My view of rights is that the individual is sovereign over themselves and no other. This is the source of those things that I would consider rights, they require no corresponding duty of action, merely one of inaction. When individuals then interact and form societies they may choose to pool or surrender some of their personal sovereignty but this does not make society the source of those rights.

It becomes far more problematic when you claim something as a right that requires another to have a duty to act. Such "rights", (second generation rights as they are sometimes termed), are, I feel, best described as privileges and are far from immutable. These things, the right to welfare payments or an education for instance are up to the demos of the day to decide.

First generation rights, come as part of the package of humanity. 2nd and 3rd, (group rights), gen rights are social constructs that often cause problems by interfering with the first set.
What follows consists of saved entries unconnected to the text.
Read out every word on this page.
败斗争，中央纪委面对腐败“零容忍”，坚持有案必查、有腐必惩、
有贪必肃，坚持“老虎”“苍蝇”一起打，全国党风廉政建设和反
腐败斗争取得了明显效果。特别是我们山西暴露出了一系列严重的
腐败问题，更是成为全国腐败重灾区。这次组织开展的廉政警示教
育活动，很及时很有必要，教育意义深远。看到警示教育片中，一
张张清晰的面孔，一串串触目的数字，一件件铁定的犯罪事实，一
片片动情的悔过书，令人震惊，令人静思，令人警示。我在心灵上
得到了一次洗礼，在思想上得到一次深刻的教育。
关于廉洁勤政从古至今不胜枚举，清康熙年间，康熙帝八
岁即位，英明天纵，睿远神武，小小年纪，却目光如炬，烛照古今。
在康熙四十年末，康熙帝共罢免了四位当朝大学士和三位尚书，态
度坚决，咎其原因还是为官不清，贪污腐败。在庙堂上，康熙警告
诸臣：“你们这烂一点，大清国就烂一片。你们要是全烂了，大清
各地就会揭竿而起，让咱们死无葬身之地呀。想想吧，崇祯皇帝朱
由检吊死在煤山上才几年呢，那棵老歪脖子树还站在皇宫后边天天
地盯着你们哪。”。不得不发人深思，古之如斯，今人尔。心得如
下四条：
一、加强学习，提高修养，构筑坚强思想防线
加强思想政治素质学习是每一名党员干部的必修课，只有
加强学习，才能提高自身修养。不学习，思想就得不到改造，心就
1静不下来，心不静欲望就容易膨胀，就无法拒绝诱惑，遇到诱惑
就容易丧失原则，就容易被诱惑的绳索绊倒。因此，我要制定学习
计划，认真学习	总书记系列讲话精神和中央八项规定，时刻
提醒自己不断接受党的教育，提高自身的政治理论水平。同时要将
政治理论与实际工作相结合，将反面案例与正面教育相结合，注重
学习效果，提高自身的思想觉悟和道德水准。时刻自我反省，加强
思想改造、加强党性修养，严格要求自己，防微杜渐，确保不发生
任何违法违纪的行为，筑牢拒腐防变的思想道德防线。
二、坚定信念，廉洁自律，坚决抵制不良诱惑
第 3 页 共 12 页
I hope the above is fairly clear and I'm sure many people would disagree. On the trump cards point though it is inevitable that there will be situations where rights conflict to some extent. My objection was that Johnson was playing trumps inappropriately.


Aristotelically speaking, I take political community or "polity" to be that which governs itself according to a constitution. However, by "people" we usually mean a nation, a tribe, or a group with a common identity, language, ethnicity or religion. So, yes I make that distinction: Living under the same polity does not imply belonging to the same people.
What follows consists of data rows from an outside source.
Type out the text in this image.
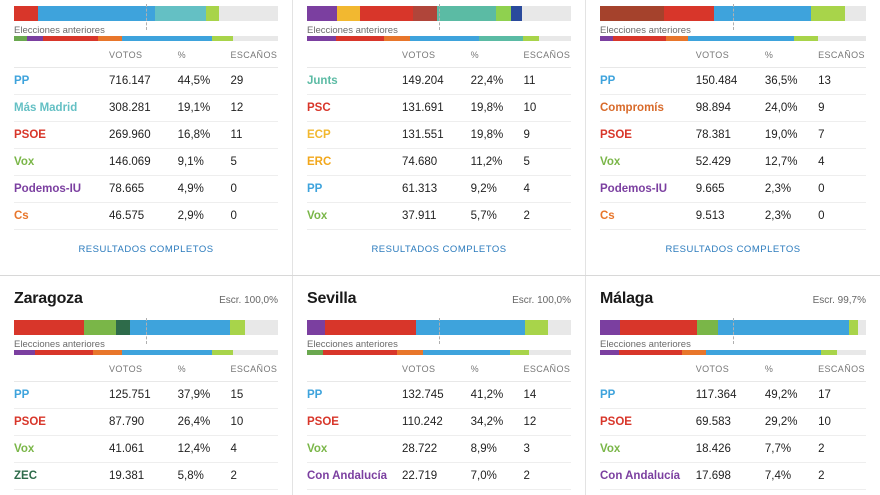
Elecciones anteriores
	VOTOS	%	ESCAÑOS
PP	716.147	44,5%	29
Más Madrid	308.281	19,1%	12
PSOE	269.960	16,8%	11
Vox	146.069	9,1%	5
Podemos-IU	78.665	4,9%	0
Cs	46.575	2,9%	0
RESULTADOS COMPLETOS
Elecciones anteriores
	VOTOS	%	ESCAÑOS
Junts	149.204	22,4%	11
PSC	131.691	19,8%	10
ECP	131.551	19,8%	9
ERC	74.680	11,2%	5
PP	61.313	9,2%	4
Vox	37.911	5,7%	2
RESULTADOS COMPLETOS
Elecciones anteriores
	VOTOS	%	ESCAÑOS
PP	150.484	36,5%	13
Compromís	98.894	24,0%	9
PSOE	78.381	19,0%	7
Vox	52.429	12,7%	4
Podemos-IU	9.665	2,3%	0
Cs	9.513	2,3%	0
RESULTADOS COMPLETOS
Zaragoza	Escr. 100,0%
Elecciones anteriores
	VOTOS	%	ESCAÑOS
PP	125.751	37,9%	15
PSOE	87.790	26,4%	10
Vox	41.061	12,4%	4
ZEC	19.381	5,8%	2
Sevilla	Escr. 100,0%
Elecciones anteriores
	VOTOS	%	ESCAÑOS
PP	132.745	41,2%	14
PSOE	110.242	34,2%	12
Vox	28.722	8,9%	3
Con Andalucía	22.719	7,0%	2
Málaga	Escr. 99,7%
Elecciones anteriores
	VOTOS	%	ESCAÑOS
PP	117.364	49,2%	17
PSOE	69.583	29,2%	10
Vox	18.426	7,7%	2
Con Andalucía	17.698	7,4%	2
"In a free country the common denominator is not citizenship but humanity, one cannot torture another because they lack a piece of paper stamped HMG."

But unfortunatelly humanitarianism and respect for human rights only constrain us morally. They are, however, of no political significance unless they can be enforced within a particular state, for example as part of a Bill of Rights. Now, if the UN could enforce HR's then it would constitute a kind of political community.

To say that rights, even 1st generation rights, are human conventions that arise in society and mutual intercourse is not to say that they are arbitrary. So, I completely agree that 1stGR are universal, more or less fixed and part of our common humanity.

Our disagreement boils down to the merits of the liberal view of rights as innate and independent of the social context in which they originate. To which I was opposing the classical republican understanding of it, a mostly forgotten British intellectual tradition.